Le Sénégal a ratifié des conventions internationales, dans le cadre des droits humains. Mais, leur application tarde, au grand dam des détenus.
J’ai déjà fait allusion au règlement numéro 5 de l’Uemoa sur la profession d’avocat. Il a été pris au niveau de cet espace dont le Sénégal est membre. De façon claire, relativement aux questions de garde à vue, il stipule que dès qu’une personne est interpellée, elle peut se faire assister par un avocat. C’est un règlement. Donc, il est d’application immédiate. Malheureusement, le Sénégal tarde à l’appliquer. De ce point de vue, nous devons faire le plaidoyer nécessaire pour que cette norme internationale puisse avoir une application effective.
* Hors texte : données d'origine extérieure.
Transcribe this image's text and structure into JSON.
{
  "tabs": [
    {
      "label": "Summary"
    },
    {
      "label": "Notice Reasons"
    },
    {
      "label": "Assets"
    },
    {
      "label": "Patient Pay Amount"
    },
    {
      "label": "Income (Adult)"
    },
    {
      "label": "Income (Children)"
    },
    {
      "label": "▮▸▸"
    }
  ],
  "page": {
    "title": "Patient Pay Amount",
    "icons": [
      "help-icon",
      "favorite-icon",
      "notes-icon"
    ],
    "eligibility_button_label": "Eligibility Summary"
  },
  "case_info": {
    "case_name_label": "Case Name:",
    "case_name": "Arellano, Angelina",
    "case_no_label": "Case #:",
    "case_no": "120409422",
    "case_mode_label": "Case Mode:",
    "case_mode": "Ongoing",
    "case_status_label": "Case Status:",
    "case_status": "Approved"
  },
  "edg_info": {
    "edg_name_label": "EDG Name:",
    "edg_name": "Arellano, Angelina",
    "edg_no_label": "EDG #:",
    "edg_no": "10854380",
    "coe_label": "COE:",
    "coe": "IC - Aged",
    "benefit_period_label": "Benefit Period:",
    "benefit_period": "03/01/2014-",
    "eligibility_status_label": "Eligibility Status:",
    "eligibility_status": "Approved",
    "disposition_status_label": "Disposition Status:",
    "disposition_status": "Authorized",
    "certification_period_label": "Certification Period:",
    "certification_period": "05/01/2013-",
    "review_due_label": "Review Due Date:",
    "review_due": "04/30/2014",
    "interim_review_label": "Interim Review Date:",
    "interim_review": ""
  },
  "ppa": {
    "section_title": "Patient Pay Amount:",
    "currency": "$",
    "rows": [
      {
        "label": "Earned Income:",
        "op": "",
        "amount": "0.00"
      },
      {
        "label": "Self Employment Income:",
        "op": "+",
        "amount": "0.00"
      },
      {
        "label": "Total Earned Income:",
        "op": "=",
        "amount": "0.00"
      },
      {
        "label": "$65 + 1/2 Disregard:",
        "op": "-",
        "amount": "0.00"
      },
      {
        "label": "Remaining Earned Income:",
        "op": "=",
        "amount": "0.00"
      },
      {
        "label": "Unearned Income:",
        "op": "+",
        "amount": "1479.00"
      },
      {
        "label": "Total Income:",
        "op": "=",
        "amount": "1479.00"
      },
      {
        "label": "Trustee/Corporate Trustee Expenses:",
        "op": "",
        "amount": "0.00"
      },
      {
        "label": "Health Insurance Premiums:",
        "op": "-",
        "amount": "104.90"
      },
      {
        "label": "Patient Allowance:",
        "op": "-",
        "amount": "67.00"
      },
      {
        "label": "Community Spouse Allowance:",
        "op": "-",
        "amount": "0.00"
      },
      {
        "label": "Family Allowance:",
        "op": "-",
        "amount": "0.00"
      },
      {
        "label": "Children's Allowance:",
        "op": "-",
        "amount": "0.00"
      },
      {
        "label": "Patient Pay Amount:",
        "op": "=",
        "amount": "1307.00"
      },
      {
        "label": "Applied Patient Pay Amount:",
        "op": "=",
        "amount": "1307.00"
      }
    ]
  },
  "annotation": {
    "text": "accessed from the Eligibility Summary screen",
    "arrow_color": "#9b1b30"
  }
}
En 1999, il y a eu une réforme du code de procédure pénal au Sénégal. Elle permettait, après la prolongation de la garde à vue de 48 heures, que la personne mise en cause puisse être assistée d’un avocat. Mais, malheureusement, ce texte n’était pas accompagné de dispositions pratiques pour que sa mise en œuvre soit effective. Aujourd’hui, nous sommes rassurés par le projet de réforme dans le circuit administratif. Il va se poursuivre de façon très rapide pour que le Sénégal soit en phase avec ce principe de l’Uemoa qui permet de garantir un certain nombre de droits des personnes interpellées dans les commissariats et les brigades de Gendarmerie.
Souvent, on fait état de manque de ressources humaines dans les prisons. Vous, en tant que militant des droits de l’Homme, quel commentaire faites-vous de cette situation?
Effectivement, le manque de ressources humaines pose un certain nombre de problèmes dans les lieux de détention. Et vous savez, le ratio : un garde pénitentiaire pour huit détenus n’est pas acceptable. Donc, il va falloir, dans le sens d’un recrutement massif, mais également de la formation, renforcer le personnel. C’est un aspect important parce que le travail dans l’administration pénitentiaire est extrêmement dur.
Justement, dans son intervention, un agent pénitentiaire a souligné qu’il joue une double fonction: il est à la fois pénitentiaire et assistant social…
Eh bien, ça pose problème. La prison est un milieu de resocialisation. Donc, il est impératif d’avoir un personnel très qualifié pour bien prendre en charge la question du détenu. Et, au-delà de la sanction infligée à la personne, la prison doit servir également de lieu de correction, de transformation de la personne, de formation…pour qu’au sortir de ce milieu carcéral, elle puisse valablement retrouver sa place dans la société.
Quelle analyse faites-vous des longues détentions?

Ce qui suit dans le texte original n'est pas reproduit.